For $\lambda$ = 0 only the cost minimization model will be solved and for $\lambda$ = 1 only the performance maximization model will be solved.

The proposed total number of SMD to be purchased for each type and each value of the parameter $\lambda$, in the range [0, 1], is displayed in

Table 15. The total number of SMD types for each value of the $\lambda$ parameter.

SMD	λ
	0	0.1	0.2	0.3	0.4	0.5	0.6	0.7	0.8	0.9	1	min	max
D1	183	183	200	200	200	200	200	200	200	200	200	183	200
D2	97	97	97	97	125	125	125	125	125	125	100	97	125
D3	100	100	100	100	130	130	130	130	130	130	130	100	130
D4	132	132	132	132	132	132	145	145	145	145	145	132	145
D5	125	125	125	125	135	135	135	135	135	135	135	125	135

.

For example, for $\lambda$= 0.7 200 SMD of type 1, 125 SMD of type 2, 130 SMD of type 3, 145 SMD of type 4 and 135 SMD of type 5 are proposed to be purchased.

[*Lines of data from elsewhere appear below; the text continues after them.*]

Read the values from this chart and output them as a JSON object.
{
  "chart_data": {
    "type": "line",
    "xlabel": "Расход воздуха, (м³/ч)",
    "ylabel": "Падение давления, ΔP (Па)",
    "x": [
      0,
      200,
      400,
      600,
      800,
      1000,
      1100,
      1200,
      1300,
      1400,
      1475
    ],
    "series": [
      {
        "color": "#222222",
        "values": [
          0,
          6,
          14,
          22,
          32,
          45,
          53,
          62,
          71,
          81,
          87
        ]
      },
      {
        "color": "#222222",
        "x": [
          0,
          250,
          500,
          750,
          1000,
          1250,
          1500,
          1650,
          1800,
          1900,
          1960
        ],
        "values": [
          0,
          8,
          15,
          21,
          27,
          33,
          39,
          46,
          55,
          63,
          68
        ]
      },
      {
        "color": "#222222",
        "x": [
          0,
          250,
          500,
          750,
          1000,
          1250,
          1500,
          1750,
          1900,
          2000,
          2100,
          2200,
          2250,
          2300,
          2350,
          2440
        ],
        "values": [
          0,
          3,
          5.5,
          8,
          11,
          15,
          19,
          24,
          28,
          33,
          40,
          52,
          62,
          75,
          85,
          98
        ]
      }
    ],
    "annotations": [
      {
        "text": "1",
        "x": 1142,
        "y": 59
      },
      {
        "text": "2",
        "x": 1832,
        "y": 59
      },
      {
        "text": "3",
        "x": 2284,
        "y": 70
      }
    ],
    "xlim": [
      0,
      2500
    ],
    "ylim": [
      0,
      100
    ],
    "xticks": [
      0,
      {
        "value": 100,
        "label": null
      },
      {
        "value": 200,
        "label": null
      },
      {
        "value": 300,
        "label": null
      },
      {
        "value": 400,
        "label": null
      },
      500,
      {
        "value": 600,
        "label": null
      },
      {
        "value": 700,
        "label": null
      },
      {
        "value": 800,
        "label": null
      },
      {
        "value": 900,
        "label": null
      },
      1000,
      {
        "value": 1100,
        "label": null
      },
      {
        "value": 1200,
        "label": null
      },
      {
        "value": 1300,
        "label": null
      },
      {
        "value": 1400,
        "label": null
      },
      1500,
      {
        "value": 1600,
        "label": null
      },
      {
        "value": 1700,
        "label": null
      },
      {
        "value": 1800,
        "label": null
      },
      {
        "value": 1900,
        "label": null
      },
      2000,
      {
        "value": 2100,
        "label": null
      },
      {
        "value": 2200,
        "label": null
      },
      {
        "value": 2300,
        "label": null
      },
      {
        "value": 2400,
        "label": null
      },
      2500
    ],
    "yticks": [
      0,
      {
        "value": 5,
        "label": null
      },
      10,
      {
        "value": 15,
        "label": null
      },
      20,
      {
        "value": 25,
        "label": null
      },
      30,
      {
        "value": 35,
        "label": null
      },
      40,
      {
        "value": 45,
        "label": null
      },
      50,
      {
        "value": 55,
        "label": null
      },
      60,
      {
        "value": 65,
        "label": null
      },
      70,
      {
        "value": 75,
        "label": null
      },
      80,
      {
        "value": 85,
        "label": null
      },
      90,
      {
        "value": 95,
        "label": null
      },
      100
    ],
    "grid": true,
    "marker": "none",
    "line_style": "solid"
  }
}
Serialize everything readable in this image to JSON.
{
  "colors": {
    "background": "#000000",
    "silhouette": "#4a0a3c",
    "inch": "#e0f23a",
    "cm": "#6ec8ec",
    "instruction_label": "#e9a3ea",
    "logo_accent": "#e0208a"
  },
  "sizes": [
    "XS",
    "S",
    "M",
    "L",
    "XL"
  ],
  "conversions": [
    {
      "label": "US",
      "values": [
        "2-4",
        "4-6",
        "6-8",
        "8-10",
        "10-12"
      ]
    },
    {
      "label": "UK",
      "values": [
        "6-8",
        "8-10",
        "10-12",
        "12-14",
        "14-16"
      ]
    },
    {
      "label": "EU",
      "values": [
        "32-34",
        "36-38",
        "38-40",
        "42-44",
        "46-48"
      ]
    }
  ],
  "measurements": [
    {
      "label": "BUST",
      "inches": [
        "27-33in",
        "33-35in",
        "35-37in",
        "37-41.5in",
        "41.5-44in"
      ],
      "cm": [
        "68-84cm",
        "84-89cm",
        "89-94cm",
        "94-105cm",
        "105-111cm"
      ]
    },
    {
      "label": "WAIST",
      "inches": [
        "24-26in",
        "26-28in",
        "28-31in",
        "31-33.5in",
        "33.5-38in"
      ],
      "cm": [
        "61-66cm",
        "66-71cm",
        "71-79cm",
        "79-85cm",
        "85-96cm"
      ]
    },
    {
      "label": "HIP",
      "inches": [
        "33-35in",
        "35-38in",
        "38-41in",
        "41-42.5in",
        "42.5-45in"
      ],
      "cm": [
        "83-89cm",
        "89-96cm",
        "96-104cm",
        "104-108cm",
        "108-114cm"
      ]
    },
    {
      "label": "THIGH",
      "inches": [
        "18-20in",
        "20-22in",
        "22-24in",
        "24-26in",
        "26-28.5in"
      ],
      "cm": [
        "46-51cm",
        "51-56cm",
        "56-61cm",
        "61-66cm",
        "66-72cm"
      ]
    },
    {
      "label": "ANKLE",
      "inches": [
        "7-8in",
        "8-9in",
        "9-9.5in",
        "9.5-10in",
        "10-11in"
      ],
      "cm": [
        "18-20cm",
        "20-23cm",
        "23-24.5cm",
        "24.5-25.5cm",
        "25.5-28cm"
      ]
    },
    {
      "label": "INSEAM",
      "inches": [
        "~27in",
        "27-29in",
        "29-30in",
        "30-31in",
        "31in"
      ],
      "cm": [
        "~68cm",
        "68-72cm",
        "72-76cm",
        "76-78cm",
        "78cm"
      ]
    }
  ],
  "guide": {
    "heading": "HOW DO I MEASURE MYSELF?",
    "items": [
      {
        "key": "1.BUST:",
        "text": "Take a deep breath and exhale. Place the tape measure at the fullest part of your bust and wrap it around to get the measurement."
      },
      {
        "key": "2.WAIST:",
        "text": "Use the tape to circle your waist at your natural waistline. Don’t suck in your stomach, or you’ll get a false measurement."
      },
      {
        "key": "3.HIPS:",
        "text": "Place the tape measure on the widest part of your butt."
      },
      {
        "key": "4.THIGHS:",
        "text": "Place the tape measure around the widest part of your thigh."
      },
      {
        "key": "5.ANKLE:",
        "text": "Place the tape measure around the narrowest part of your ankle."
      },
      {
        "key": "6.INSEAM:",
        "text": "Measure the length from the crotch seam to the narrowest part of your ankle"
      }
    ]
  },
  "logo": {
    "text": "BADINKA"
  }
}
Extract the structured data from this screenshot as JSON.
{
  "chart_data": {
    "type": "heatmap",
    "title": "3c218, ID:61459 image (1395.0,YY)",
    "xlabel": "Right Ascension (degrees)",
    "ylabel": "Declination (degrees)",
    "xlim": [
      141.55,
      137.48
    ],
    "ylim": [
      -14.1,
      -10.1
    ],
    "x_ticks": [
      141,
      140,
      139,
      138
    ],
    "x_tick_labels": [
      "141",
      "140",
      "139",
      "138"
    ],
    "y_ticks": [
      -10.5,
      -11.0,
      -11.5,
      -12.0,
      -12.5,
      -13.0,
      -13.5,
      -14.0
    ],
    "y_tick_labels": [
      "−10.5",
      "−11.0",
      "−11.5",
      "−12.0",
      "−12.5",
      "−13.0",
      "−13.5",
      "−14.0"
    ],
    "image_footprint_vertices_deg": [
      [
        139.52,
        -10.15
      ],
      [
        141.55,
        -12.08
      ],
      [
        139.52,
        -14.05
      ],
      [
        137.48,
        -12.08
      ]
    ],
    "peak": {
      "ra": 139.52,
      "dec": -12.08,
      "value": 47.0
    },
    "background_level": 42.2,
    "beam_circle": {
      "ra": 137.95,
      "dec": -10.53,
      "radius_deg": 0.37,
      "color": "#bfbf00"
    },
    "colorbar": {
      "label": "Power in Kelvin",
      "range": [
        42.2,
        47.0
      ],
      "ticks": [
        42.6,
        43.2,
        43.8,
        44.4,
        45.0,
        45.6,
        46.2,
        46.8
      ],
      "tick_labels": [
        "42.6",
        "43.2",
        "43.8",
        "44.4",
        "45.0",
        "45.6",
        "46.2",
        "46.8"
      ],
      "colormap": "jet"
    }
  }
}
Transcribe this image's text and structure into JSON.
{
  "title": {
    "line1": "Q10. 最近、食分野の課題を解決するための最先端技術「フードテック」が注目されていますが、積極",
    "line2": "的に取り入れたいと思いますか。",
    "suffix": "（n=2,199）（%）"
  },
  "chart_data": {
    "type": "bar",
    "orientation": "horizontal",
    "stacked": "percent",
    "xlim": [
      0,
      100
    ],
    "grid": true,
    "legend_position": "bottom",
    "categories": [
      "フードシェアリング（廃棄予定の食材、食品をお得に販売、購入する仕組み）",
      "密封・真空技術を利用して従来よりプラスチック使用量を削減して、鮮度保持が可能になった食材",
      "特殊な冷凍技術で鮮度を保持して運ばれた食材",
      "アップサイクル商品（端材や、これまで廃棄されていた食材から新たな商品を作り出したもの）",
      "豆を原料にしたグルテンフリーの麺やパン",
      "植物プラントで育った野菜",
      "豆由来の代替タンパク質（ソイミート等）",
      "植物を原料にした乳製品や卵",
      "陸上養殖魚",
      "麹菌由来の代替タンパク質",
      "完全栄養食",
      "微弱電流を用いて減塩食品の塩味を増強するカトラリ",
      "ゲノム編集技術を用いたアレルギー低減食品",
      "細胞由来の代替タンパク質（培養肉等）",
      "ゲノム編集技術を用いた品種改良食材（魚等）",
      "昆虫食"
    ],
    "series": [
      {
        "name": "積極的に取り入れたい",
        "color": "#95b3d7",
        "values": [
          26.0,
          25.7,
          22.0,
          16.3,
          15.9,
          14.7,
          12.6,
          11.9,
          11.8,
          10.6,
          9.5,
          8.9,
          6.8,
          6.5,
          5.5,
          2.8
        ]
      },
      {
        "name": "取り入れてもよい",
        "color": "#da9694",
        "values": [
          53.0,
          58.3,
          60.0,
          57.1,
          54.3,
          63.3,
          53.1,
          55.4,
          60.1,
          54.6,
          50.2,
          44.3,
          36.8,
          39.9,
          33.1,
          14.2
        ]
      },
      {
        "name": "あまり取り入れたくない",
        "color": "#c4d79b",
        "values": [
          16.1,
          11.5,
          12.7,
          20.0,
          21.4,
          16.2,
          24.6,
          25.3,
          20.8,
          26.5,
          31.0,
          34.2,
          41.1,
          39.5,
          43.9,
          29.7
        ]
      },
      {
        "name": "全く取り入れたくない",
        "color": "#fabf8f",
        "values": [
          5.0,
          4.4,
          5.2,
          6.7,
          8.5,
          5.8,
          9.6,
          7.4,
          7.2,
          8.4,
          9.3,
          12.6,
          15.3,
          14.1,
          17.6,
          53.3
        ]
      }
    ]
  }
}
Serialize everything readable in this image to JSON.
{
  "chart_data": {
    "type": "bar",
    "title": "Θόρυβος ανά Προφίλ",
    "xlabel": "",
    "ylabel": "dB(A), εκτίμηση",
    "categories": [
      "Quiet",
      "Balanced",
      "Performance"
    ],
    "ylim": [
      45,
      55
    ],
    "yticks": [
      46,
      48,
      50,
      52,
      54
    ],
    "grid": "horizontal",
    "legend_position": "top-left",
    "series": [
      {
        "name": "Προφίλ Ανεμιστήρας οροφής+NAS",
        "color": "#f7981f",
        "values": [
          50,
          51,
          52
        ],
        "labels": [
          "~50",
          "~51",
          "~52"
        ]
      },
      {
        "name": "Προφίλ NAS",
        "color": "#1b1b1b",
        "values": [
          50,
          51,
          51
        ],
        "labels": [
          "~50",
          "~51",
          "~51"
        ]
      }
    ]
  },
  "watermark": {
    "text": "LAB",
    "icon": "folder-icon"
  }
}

From Table 15, one can easily see that when the cost is the unique selection criterion (the case $\lambda$ = 0), then the proposed number of SMD to be purchased is the minimum. As the performance is taken into account then the proposed number of SMD to be purchased increases.

7. Conclusions

The subject of our paper was motivated by the complexity of the SMD procurement decision process in healthcare. This domain deals with a great diversity of medical devices to be purchased, from different brands and vendors, which have an impact on the costs involved and health risks for patients in many ways. Through health applications, the delivery of sensors and healthcare medical devices can be improved. These technologies can help with lowering costs, facilitating the delivery of healthcare, and connecting people to medical services. In this paper, a survey of medical devices and medical sensors is presented in the context of IoT. There are stationary medical devices, wearable external medical devices, implantable medical devices and other medical devices. A decision support approach for SMD procurement is proposed to help decision makers from healthcare centers. Because of the complex structure of the decision process, a hybrid approach is proposed. The criteria weights are calculated with the help of a flexible version of the best worst method (FBWM) that reduces the number of evaluations made by the decision maker. A multi-objective model is defined for solving the vendor selection problem that takes into account the types of SMD, the brands and the vendors’ offers. The proposed hybrid approach is illustrated by a case study for the procurement of a set of SMD for a healthcare center. A comparison between BWM and FBWM is made for three cases of criteria weights calculation. The results obtained using FBWM are similar to those obtained using the BWM method taking into account that FBWM used fewer pairwise comparisons than BWM.